The Rise of Free, Ad-Supported Streaming TV (FAST)
The upcoming lineup of movies and TV shows is expected to be strong, with Walt Disney Co. CEO Bob Iger noting that the slate ahead is "about as strong as it’s been in a while, maybe stronger than it’s been in a while." Television, particularly FAST, will also experience a boom, with major entertainment companies placing bets on the channel. Roku has predicted that FAST channels will hit a 10% share of all TV viewership in 2026. As Sarah Harms, VP of Advertising Marketing and Measurement at Roku, noted, "The space available for intent-based ads is shrinking," and connected TV will benefit from the decline of search advertising spending due to the rise of agentic AI.

The Impact of AI on the Entertainment Industry
AI is also reshaping the fandom brands are counting on to maintain cultural relevance. Many brands expect to negotiate the use of synthetic content in entertainment in 2026, while at the same time protecting their IP. The recent licensing deal between Walt Disney Co. and AI platform OpenAI is a sign of the traditional media’s efforts to integrate those technologies, as the public increasingly adopts them. As Bortolotti noted, "It isn’t just about fandom. It’s about certainty, especially in a world of AI where so much content now is not real." AI is helping advertisers target and personalize streaming campaigns, and advertisers will need to deliver more creative ads with better production values and more relevant personalization.

Consolidation and Mergers in the Entertainment Industry
A wave of consolidation will continue to reshape streaming, as seen in the public takeover war between Netflix and Paramount over Warner Bros. Discovery. The takeover fight over HBO’s parent may be the marquee event of early 2026, but all entertainment companies are now anticipating a surge in mergers and consolidation as major players seek to strengthen their hand. Versant, the spinoff including its NBCU broadcast and cable channels and the Peacock streaming platform, will complete its separation from Comcast in the new year and is going to integrate a number of acquisitions in a bid to lessen its dependence on traditional media. As Mark Lazarus, CEO of Versant, noted, the company has "a mandate to build beyond cable, in fact, beyond media."

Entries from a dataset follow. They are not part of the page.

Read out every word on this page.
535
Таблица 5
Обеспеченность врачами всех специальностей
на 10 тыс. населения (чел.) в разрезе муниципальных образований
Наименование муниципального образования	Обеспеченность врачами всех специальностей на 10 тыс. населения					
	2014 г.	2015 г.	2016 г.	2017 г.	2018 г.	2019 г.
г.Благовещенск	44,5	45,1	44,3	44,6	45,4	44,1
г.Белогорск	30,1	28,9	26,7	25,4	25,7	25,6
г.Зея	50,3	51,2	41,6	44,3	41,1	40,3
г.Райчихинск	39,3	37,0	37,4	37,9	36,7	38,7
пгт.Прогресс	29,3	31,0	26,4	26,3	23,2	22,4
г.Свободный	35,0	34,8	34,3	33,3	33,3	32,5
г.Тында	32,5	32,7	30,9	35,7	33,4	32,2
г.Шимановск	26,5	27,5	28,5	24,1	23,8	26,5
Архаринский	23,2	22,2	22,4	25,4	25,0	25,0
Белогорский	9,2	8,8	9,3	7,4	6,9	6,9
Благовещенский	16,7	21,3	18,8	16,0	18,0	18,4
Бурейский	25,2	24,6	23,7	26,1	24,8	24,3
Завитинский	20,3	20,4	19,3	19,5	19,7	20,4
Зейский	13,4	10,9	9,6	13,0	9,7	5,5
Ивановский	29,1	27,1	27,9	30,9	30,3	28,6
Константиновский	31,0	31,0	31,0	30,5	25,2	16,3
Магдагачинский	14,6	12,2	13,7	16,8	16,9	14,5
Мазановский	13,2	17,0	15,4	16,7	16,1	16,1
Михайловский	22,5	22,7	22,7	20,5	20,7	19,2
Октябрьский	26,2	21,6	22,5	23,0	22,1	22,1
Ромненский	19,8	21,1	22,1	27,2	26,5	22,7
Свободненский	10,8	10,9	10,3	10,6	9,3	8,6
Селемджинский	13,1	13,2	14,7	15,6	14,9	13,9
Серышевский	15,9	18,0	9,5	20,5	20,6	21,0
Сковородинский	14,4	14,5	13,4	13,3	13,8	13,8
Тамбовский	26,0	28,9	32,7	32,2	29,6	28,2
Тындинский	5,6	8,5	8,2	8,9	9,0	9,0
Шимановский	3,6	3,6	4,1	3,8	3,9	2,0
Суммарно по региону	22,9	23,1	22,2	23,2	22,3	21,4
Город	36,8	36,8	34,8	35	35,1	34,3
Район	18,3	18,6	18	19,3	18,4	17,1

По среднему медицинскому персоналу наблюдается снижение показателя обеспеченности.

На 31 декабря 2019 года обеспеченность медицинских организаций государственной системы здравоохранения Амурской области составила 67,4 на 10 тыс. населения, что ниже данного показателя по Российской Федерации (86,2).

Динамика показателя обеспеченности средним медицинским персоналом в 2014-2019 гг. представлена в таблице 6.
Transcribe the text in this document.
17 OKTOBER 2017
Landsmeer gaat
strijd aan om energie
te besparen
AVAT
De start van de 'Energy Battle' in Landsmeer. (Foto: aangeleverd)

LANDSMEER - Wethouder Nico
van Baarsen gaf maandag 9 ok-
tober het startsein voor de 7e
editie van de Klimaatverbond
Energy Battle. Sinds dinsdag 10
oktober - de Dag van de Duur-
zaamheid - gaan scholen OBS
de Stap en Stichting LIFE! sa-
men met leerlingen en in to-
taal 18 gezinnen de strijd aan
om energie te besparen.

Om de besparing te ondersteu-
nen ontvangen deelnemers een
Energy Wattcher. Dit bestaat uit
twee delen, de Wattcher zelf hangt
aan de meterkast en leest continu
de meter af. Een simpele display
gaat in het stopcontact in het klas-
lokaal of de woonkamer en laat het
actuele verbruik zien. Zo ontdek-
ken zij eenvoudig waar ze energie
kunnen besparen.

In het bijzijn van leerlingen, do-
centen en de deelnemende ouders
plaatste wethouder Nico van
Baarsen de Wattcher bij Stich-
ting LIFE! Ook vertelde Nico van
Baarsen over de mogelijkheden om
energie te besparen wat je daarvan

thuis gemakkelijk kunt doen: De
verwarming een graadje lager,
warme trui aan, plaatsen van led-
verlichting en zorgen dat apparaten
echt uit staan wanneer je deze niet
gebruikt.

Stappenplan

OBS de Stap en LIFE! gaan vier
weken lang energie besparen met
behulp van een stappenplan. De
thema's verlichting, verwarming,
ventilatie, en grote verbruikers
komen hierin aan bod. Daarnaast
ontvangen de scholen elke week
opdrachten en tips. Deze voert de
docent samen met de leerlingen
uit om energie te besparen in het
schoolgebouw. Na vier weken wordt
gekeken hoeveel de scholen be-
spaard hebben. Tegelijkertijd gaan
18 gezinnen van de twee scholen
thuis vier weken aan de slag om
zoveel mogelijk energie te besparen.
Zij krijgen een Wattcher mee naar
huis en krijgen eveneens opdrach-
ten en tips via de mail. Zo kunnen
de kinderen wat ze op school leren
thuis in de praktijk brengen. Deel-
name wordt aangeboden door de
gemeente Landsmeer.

The Future of Streaming and Connected TV
The streaming market is ripe for consolidation, as viewers try to rationalize their subscriptions and continue to embrace FAST, especially among desirable younger demographics. After years of unbundling cable channels, viewers want simplicity in streaming, said Bortolotti. "The great rebundling is happening," he said. Ad-supported content is now the majority of streaming, and nearly all major streamers have ads. As Harms noted, "By 2026, we expect essentially 100% of viewers to see ads in some form," due to the growth in FAST services, hybrid subscription-plus-ads tiers in major platforms, and live sports in streaming. Connected TV is bound to benefit from the decline of search advertising brought on by AI agents, and advertisers will need to deliver more creative ads with better production values and more relevant personalization.